Mata hazel gadis itu memicing saat tak sengaja menangkap pemandangan dimana sepasang kekasih baru saja memasuki sebuah club ternama dipusat kota. Genggamannya pada syal-syal yang dijual dengan harga murah dipinggir jalan ia lepas begitu saja.
Perhatiannya beralih pada pasangan tadi, lebih tepatnya pada sosok sang pria yang melingkarkan tangannya posesif pada pinggang gadis disampingnya.

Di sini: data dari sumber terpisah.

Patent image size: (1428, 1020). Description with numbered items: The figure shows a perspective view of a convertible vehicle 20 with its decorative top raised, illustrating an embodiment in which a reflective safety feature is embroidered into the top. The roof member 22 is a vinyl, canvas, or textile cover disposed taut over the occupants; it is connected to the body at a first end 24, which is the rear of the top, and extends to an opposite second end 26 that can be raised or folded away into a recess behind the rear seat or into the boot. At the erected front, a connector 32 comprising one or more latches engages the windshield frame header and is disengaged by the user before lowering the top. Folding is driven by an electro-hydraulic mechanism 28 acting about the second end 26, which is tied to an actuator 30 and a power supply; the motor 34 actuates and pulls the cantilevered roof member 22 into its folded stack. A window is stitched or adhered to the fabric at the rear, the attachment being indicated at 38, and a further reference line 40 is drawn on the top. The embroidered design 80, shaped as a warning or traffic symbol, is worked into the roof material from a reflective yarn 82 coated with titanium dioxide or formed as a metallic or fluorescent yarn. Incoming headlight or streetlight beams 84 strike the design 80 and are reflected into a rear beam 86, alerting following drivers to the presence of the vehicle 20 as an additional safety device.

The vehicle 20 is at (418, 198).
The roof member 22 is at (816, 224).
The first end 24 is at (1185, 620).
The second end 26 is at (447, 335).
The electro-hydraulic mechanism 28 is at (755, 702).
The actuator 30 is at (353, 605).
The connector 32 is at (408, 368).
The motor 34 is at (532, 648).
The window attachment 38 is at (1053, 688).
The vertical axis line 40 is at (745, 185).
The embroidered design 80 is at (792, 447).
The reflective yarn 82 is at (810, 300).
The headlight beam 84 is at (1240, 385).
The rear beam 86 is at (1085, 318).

Tidak, ia tidak mungkin salah lihat. Gadis itu yakin mengenali wajah pria tersebut. Dengan langkah tergesa ia mengikuti mereka, mengabaikan teriakan temannya yang memanggil-manggil namanya.
Masuk ke dalam club dan duduk dekat jajaran minuman-minuman sembari menutupi wajahnya dengan tas selempang. Sebisa mungkin tak ingin terlihat mencurigakan, tapi hal yang dilakukannya justru malah menghasilkan persepsi sebaliknya.
"Ingin pesan sesuatu nona?" seorang bartender bertanya, namun saat itu juga ia mengatupkan bibirnya rapat menangkap gerakan dari gadis itu untuk tidak berbicara apa-apa.
Bartender itu mengangguk paham, ikut memperhatikan hal yang tengah diamati gadis itu secara diam-diam meski tak mengerti situasi yang tengah terjadi.
"Siapa mereka?" tanya gadis itu yang entah ditujukan pada siapa saat menangkap dua sosok lain yang duduk dihadapan pasangan itu. Mereka tampaknya cukup akrab, namun ekpresi yang ditampilkan wanita satunya lagi tampak engan berbicara banyak.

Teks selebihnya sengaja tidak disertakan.